The problem implies there are two lines. The most natural interpretation is that the two lines are $\vec{d}_2$ and $\vec{d}_3$ derived from $1-l-2m=0$. Let's find the angle $\alpha$ between $\vec{d}_2$ and $\vec{d}_3$. $\cos \alpha = |\vec{d}_2 \cdot \vec{d}_3| = |(-\frac{1}{\sqrt{3}})(\frac{1}{\sqrt{3}}) + (\frac{3+\sqrt{3}}{6})(\frac{3-\sqrt{3}}{6}) + (\frac{3-\sqrt{3}}{6})(\frac{3+\sqrt{3}}{6})|$ $\cos \alpha = |-\frac{1}{3} + \frac{9-3}{36} + \frac{9-3}{36}| = |-\frac{1}{3} + \frac{6}{36} + \frac{6}{36}| = |-\frac{1}{3} + \frac{1}{6} + \frac{1}{6}| = |-\frac{1}{3} + \frac{1}{3}| = 0$. This means $\alpha = \frac{\pi}{2}$. If $\alpha = \frac{\pi}{2}$, then $\sin\alpha=1$ and $\cos\alpha=0$. The expression $\frac{\sin^4\alpha}{\cos^4\alpha}$ is undefined.

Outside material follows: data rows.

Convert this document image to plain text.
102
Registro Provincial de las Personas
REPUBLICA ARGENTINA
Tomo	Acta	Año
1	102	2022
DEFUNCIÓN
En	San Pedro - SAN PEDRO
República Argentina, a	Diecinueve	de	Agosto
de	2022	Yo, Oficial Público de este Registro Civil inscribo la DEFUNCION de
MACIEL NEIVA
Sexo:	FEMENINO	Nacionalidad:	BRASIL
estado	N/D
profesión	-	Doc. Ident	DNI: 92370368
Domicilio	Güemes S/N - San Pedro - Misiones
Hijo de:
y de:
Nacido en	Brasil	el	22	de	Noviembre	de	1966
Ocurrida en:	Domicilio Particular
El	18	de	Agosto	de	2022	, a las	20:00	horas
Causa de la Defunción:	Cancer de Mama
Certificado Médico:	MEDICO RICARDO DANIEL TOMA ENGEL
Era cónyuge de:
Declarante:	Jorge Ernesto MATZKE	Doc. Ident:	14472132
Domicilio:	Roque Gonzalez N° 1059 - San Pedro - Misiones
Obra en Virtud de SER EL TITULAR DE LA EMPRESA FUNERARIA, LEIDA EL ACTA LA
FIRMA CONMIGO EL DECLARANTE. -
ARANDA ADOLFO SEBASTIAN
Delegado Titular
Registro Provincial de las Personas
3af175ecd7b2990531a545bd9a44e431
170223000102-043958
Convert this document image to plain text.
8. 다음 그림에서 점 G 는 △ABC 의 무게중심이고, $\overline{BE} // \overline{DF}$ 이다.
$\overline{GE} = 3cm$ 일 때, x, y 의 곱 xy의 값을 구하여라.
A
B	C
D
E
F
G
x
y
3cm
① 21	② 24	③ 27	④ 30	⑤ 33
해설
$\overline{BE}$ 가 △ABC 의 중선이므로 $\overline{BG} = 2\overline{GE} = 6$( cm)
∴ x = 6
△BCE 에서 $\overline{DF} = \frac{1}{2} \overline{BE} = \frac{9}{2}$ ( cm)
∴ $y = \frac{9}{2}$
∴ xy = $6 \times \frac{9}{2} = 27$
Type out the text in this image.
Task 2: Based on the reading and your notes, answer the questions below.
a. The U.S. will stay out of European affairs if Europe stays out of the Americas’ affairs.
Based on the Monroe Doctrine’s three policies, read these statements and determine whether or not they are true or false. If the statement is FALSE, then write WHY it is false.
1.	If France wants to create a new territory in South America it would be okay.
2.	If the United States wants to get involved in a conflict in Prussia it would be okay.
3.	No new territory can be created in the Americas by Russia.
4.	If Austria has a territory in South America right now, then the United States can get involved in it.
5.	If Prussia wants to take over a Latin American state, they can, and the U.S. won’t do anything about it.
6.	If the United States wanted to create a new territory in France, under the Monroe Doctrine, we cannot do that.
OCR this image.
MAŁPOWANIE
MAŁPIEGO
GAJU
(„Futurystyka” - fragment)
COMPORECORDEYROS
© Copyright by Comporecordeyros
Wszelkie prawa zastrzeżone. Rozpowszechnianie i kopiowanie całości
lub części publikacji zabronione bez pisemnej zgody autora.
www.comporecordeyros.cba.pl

Alternatively, if the two lines are $\vec{d}_1$ and $\vec{d}_2$ (or $\vec{d}_1$ and $\vec{d}_3$). Let's find the angle $\alpha$ between $\vec{d}_1$ and $\vec{d}_2$. $\cos \alpha = |\vec{d}_1 \cdot \vec{d}_2| = |(0)(-\frac{1}{\sqrt{3}}) + (\frac{1}{\sqrt{2}})(\frac{3+\sqrt{3}}{6}) + (\frac{1}{\sqrt{2}})(\frac{3-\sqrt{3}}{6})|$ $\cos \alpha = |\frac{1}{\sqrt{2}}(\frac{3+\sqrt{3}+3-\sqrt{3}}{6})| = |\frac{1}{\sqrt{2}}(\frac{6}{6})| = \frac{1}{\sqrt{2}}$. So, $\alpha = \frac{\pi}{4}$. Then $\sin \alpha = \frac{1}{\sqrt{2}}$ and $\cos \alpha = \frac{1}{\sqrt{2}}$. $\frac{\sin^4\alpha}{\cos^4\alpha} = \frac{(1/\sqrt{2})^4}{(1/\sqrt{2})^4} = 1$. This matches one of the options and avoids an undefined result.